Friday, May 11, 2012

What a day....

It has been a very long time since I have so much as thought about touching this blog, but here I am tonight doing just that and more. I had one of the most emotionally charged days that I have ever had in a work setting. I seriously felt as if I was in an episode of Boston Public or something because there was so much interpersonal drama between students and teachers, teachers and administration, and parents and students that I was almost waiting on credits to roll when I walked out the door today. It is funny how things work out because I planned this nice send off to my seniors in the form of free pizza for my students when all of a sudden, I caught one of my students having a meltdown because the owner of my school told him that he couldn't graduate. That immediately caught me off guard, and I went into counselor mode and tried to calm him by promising to get to the bottom of the situation and resolving the matter for him. I found out that this incident came about when he played a joke on his English teacher by telling her that he had a gift for her. This gift was a pole made of of a plastic bat attached to the end of a broken off golf club with a piece of a paper with a coat of arms fashioned in the shape of a cross with a hamburger in the center.

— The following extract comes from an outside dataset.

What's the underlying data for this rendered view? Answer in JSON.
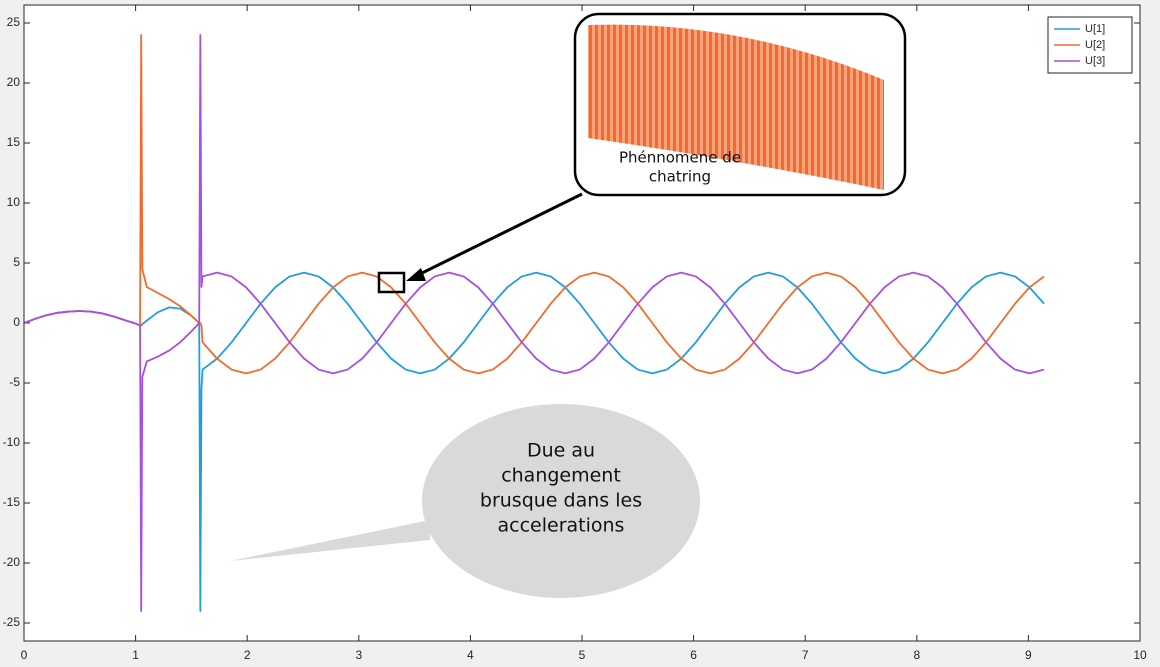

The teacher of course didn't know this because he didn't bring it with him, and so the class of students that were in the room escalated the situation even further by blurting out ominous comments like "Yeah, give it to her! She deserves it"! This didn't make the teacher feel like the gift was sunshine and rainbows because her students were already mad at her because she gave them a three page research paper that was due on their last day of school. This of course made the teacher very nervous about what the gift was, so she did the appropriate thing and reported the incident to the principal. This started the chain of events that lead to the Boston Public like drama because at that point the principle told the chancellor of our school and he decided to ban my student from participating in the graduation ceremony. This of course destroyed my student, and started my investigation of the incident. I know this student pretty well and although the gift was molded out of a plastic bat and a golf club handle, his intention was never to hit his teacher with it or even act as if he was going to do so. His main focus for making the pole was to attach the coat with the hamburger cross so that he could sing a song. After I explained this to the teacher, she immediately felt a sense of relief and she completely rejected the idea of my student being punished for the intended prank.

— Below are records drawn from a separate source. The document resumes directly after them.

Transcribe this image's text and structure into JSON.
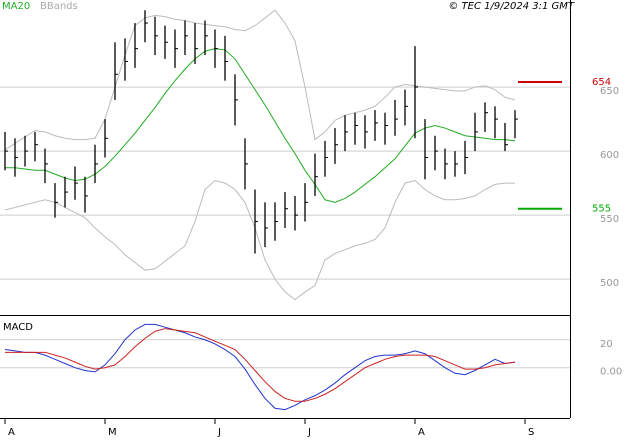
{
  "chart_data": {
    "type": "ohlc",
    "copyright": "© TEC 1/9/2024 3:1 GMT",
    "categories": [
      "A",
      null,
      null,
      null,
      null,
      null,
      null,
      null,
      null,
      null,
      "M",
      null,
      null,
      null,
      null,
      null,
      null,
      null,
      null,
      null,
      null,
      "J",
      null,
      null,
      null,
      null,
      null,
      null,
      null,
      null,
      "J",
      null,
      null,
      null,
      null,
      null,
      null,
      null,
      null,
      null,
      null,
      "A",
      null,
      null,
      null,
      null,
      null,
      null,
      null,
      null,
      null,
      null,
      "S"
    ],
    "bar_color": "#000000",
    "high": [
      615,
      610,
      612,
      615,
      602,
      575,
      580,
      588,
      580,
      605,
      625,
      685,
      688,
      700,
      710,
      705,
      698,
      695,
      702,
      700,
      702,
      695,
      690,
      660,
      610,
      570,
      560,
      560,
      568,
      565,
      575,
      598,
      608,
      618,
      628,
      630,
      628,
      632,
      630,
      640,
      648,
      682,
      625,
      612,
      602,
      600,
      608,
      630,
      638,
      635,
      622,
      632,
      null
    ],
    "low": [
      585,
      580,
      588,
      592,
      575,
      548,
      556,
      562,
      552,
      575,
      595,
      640,
      655,
      665,
      685,
      675,
      672,
      665,
      675,
      668,
      675,
      665,
      655,
      620,
      570,
      520,
      525,
      530,
      540,
      538,
      545,
      565,
      580,
      590,
      600,
      605,
      602,
      608,
      605,
      612,
      620,
      610,
      578,
      585,
      578,
      580,
      582,
      600,
      615,
      610,
      600,
      610,
      null
    ],
    "close": [
      600,
      595,
      600,
      605,
      590,
      560,
      568,
      575,
      565,
      590,
      610,
      660,
      670,
      680,
      700,
      690,
      685,
      680,
      690,
      680,
      690,
      680,
      670,
      640,
      590,
      545,
      540,
      545,
      555,
      550,
      560,
      580,
      595,
      605,
      615,
      620,
      615,
      622,
      620,
      625,
      635,
      650,
      595,
      600,
      590,
      590,
      595,
      615,
      630,
      625,
      605,
      625,
      null
    ],
    "series": [
      {
        "name": "MA20",
        "color": "#22aa22",
        "values": [
          587,
          587,
          586,
          585,
          585,
          582,
          579,
          577,
          578,
          582,
          588,
          596,
          605,
          614,
          624,
          634,
          645,
          655,
          664,
          672,
          678,
          680,
          679,
          672,
          660,
          648,
          636,
          623,
          610,
          598,
          585,
          574,
          562,
          560,
          563,
          568,
          574,
          580,
          587,
          594,
          604,
          614,
          618,
          620,
          618,
          615,
          612,
          611,
          610,
          609,
          609,
          608,
          null
        ]
      },
      {
        "name": "BBands",
        "color": "#bbbbbb",
        "upper": [
          601,
          606,
          611,
          616,
          615,
          612,
          610,
          609,
          609,
          610,
          625,
          650,
          675,
          698,
          704,
          706,
          705,
          703,
          702,
          700,
          699,
          698,
          697,
          695,
          694,
          698,
          704,
          710,
          700,
          686,
          650,
          609,
          615,
          624,
          628,
          630,
          632,
          635,
          642,
          650,
          652,
          651,
          650,
          649,
          648,
          647,
          647,
          650,
          651,
          648,
          642,
          640,
          null
        ],
        "lower": [
          554,
          556,
          558,
          560,
          562,
          560,
          556,
          552,
          548,
          540,
          533,
          527,
          519,
          513,
          507,
          508,
          514,
          520,
          526,
          545,
          570,
          577,
          575,
          570,
          560,
          540,
          515,
          500,
          490,
          484,
          490,
          495,
          515,
          520,
          523,
          526,
          528,
          531,
          540,
          560,
          575,
          577,
          570,
          565,
          562,
          562,
          563,
          565,
          570,
          574,
          575,
          575,
          null
        ]
      }
    ],
    "levels": [
      {
        "value": 654,
        "color": "#cc0000"
      },
      {
        "value": 555,
        "color": "#00aa00"
      }
    ],
    "ylim": [
      472,
      718
    ],
    "yticks": [
      500,
      550,
      600,
      650
    ],
    "grid": true,
    "macd": {
      "title": "MACD",
      "series": [
        {
          "color": "#2233cc",
          "values": [
            13,
            12,
            11,
            11,
            9,
            6,
            3,
            0,
            -2,
            -3,
            2,
            10,
            20,
            27,
            31,
            31,
            29,
            27,
            25,
            22,
            20,
            17,
            13,
            8,
            -1,
            -12,
            -22,
            -29,
            -30,
            -27,
            -23,
            -20,
            -16,
            -11,
            -5,
            0,
            5,
            8,
            9,
            9,
            10,
            12,
            10,
            5,
            0,
            -4,
            -5,
            -2,
            2,
            6,
            3,
            4,
            null
          ]
        },
        {
          "color": "#cc2222",
          "values": [
            11,
            11,
            11,
            11,
            11,
            9,
            7,
            4,
            1,
            -1,
            0,
            2,
            8,
            15,
            21,
            26,
            28,
            27,
            26,
            25,
            22,
            19,
            16,
            13,
            6,
            -2,
            -10,
            -17,
            -22,
            -24,
            -24,
            -22,
            -19,
            -15,
            -10,
            -5,
            0,
            3,
            6,
            8,
            9,
            9,
            9,
            8,
            5,
            2,
            -1,
            -1,
            0,
            2,
            3,
            4,
            null
          ]
        }
      ],
      "ylim": [
        -36,
        37
      ],
      "yticks": [
        {
          "value": 0,
          "label": "0.00"
        },
        20
      ]
    }
  }
}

I explained this much to the principal of the school and she seemed inclined to agree with removing the punishment, but it wasn't up to her to decide. I had to run this by the chancellor first. Unfortunately the chancellor of the school had other ideas. When this was all explained to the chancellor he wouldn't budge on his decision to change the punishment. I actually spent the about 15 mins trying every type of appeal that I could to get him to see some sense of logic and reasoning, but he kept comparing the incident to crazy acts of violence such as shooting a gun past my head, murders, and beatings. I even tried a legal approach that was shot down immediate because he felt like he was Denny Crane or something and tried to lecture me on how he has never lost a lawsuit when what he didn't know is that I know that he has been sued multiple times and lost every one of them. At that point he just brushed me off as basically said that I would have to grovel before his board of trustees in order overturn his decision, but he made sure that he made that sound nearly hopeless by saying that the original statement by the teacher would be the main thing that they would hear about. This is despite the fact that the teacher herself recanted once she found out the true nature of the prank. The principal did nothing but agree with the chancellor like a good little puppet even though she was more inclined to agree with us moments before. The things people do to keep their job make me sick to my stomach sometimes. After this moment of defeat I had to go back and tell the student that I couldn't save him and this made me break down for a moment, so much so that I had to bypass the student and make a beeline to the bathroom where I did my best to stifle some gut-wrenching sobs before I clean my face and went outside to face him. To abbreviate the rest, I had to tell his parents who were both upset in different ways. The mother was brought to tears, and the dad wanted to beat the living crap out of the chancellor. The parent, student, teacher, and myself had to write an appeal and I now have to wait on the board's decision next Thursday for a resolution.

In addition to the drama of that situation, today was also the day in which all of the teachers received their evaluation results and essentially our rehire decision. The drama of this came not with me, but with my coworker and good friend. I had good results and was asked back but my friend received the opposite. I felt terrible about the situation and I couldn't believe that the principal would do that to him. He is a good teacher and a great person, and the only reason why he was not allowed to come back was because of personal reasons. It is well known that a principal has the power to keep you if they want you, but when they don't you are gone. This decision was completely personal and I am surprised that I didn't fall victim to this method of judgement. After suffering an emotional defeat and witnessing my friend basically become jobless, I am needless to say, feeling a bit blue. I have been trying to act normal, but as soon as I sit down long enough to be alone with my thoughts, I can't help but feel blue. This type of uncertainty definitely makes me want to possibly move on to greener pastures. I just don't know if I can do that because I would like to feel more secure by having my apprentice license before I leave where I am now.